Togo's leader Faure Gnassingbe should resign immediately and the African Union and West African regional bloc ECOWAS should persuade him to step down if he does not, Gambia's Foreign Minister Ousainou Darboe said.

Darboe's comments are an early sign that opinion is shifting against Gnassingbe who took power in 2005 on the death of his father who had ruled since 1967.
Togo is enduring a political crisis in which at least 10 people have been killed in protests since August.
"I think the African Union and ECOWAS should engage Togo and persuade the president to step down," Darboe told Reuters this weekend, adding that other countries need to step in. "When it goes against accepted norms I don't think it should be treated as an internal affair."
Currently, Gambia and Togo are the only countries in the 15-nation ECOWAS bloc without time limits on mandates. ECOWAS sought to make this law across the region in 2015 but Togo and Gambia voted against it, although Gambia is now changing its constitution.
Gnassingbe is currently in his third term. Opponents have organised mass protests since August amid growing frustration over delays to constitutional reform and are seeking an end to his rule.
Security forces have repressed protests, firing on demonstrators, and raised the chances Gnassingbe could be toppled as a result of popular anger, as happened in Burkina Faso in 2014.

Togo's referndum

Criticism of Gnassingbe's government by foreign powers and other ECOWAS countries has so far been muted, perhaps because the Togolese leader holds the ECOWAS chairmanship until June 2018.

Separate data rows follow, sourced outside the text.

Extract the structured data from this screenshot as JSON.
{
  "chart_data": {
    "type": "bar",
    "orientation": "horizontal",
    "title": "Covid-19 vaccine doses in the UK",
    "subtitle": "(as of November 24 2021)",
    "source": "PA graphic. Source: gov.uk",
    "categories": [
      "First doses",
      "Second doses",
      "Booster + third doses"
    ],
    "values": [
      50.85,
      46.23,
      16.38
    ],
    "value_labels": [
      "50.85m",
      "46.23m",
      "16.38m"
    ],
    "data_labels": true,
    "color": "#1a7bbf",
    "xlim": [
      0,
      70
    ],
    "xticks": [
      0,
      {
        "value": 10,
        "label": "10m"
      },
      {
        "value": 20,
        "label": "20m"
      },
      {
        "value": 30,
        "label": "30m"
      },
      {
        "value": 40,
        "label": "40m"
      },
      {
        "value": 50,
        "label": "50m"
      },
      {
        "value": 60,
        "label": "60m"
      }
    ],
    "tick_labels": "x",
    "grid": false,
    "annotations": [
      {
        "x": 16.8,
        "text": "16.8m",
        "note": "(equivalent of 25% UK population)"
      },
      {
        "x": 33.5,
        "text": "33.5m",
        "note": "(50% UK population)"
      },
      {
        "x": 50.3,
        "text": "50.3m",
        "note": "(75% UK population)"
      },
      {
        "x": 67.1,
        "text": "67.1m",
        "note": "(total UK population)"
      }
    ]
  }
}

Darboe was the main opponent of former President Yahya Jammeh during his 22-year dictatorship which ended in January as ECOWAS troops marched into Gambia to uphold an election result.

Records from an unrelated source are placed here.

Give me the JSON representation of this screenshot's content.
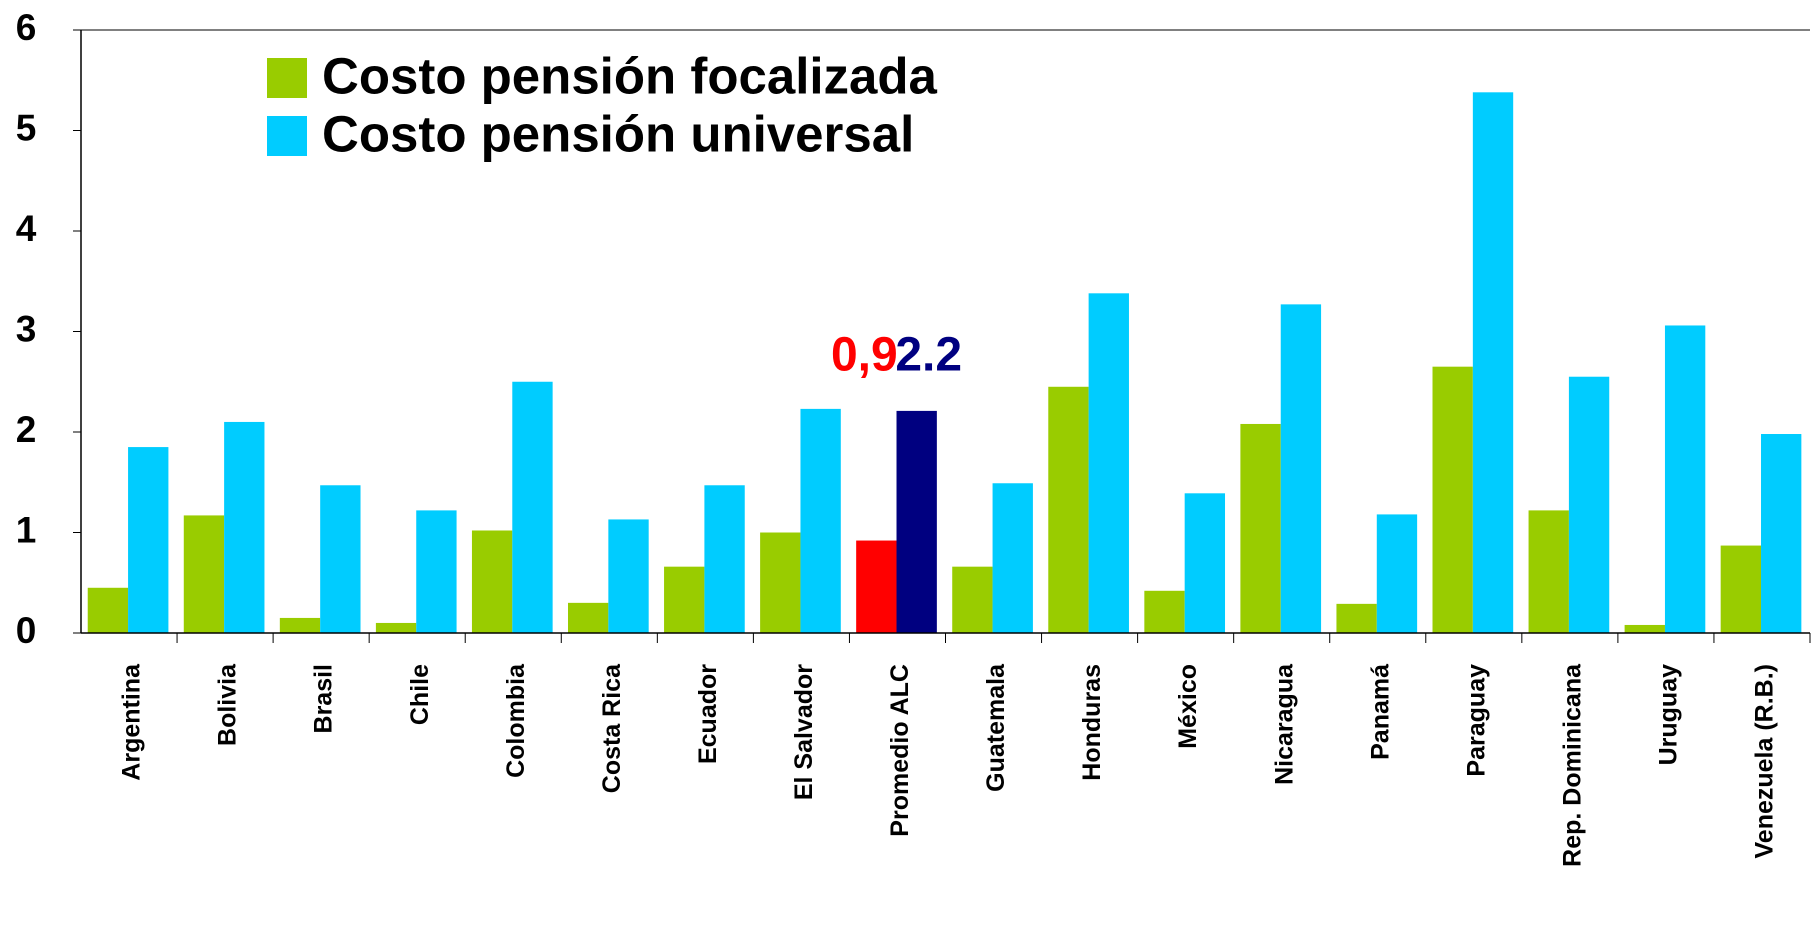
{
  "chart_data": {
    "type": "bar",
    "categories": [
      "Argentina",
      "Bolivia",
      "Brasil",
      "Chile",
      "Colombia",
      "Costa Rica",
      "Ecuador",
      "El Salvador",
      "Promedio ALC",
      "Guatemala",
      "Honduras",
      "México",
      "Nicaragua",
      "Panamá",
      "Paraguay",
      "Rep. Dominicana",
      "Uruguay",
      "Venezuela (R.B.)"
    ],
    "series": [
      {
        "name": "Costo pensión focalizada",
        "color": "#99cc00",
        "values": [
          0.45,
          1.17,
          0.15,
          0.1,
          1.02,
          0.3,
          0.66,
          1.0,
          0.92,
          0.66,
          2.45,
          0.42,
          2.08,
          0.29,
          2.65,
          1.22,
          0.08,
          0.87
        ]
      },
      {
        "name": "Costo pensión universal",
        "color": "#00ccff",
        "values": [
          1.85,
          2.1,
          1.47,
          1.22,
          2.5,
          1.13,
          1.47,
          2.23,
          2.21,
          1.49,
          3.38,
          1.39,
          3.27,
          1.18,
          5.38,
          2.55,
          3.06,
          1.98
        ]
      }
    ],
    "annotations": [
      {
        "text": "0,9",
        "color": "#ff0000",
        "category": "Promedio ALC",
        "series": 0
      },
      {
        "text": "2.2",
        "color": "#000080",
        "category": "Promedio ALC",
        "series": 1
      }
    ],
    "ylim": [
      0,
      6
    ],
    "yticks": [
      0,
      1,
      2,
      3,
      4,
      5,
      6
    ],
    "legend": "top-left"
  }
}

He was imprisoned for most of last year for joining a protest for reform and said he thought talks with Gnassingbe should begin after Togo's planned referendum on term limits.
The Togolese measure, intended to quieten critics, has failed to appease the opposition who say that it would not be retroactive, meaning that Gnassingbe could stay until 2030. In a statement, the AU and ECOWAS have welcomed the proposed reforms, called for peace and encouraged dialogue.
Gambia's government plans a constitutional review to cap a president's tenure to just two four- or five-year terms among other reforms, Darboe said. "No national assembly should have the power to nullify that law as we've seen elsewhere in Africa," he said.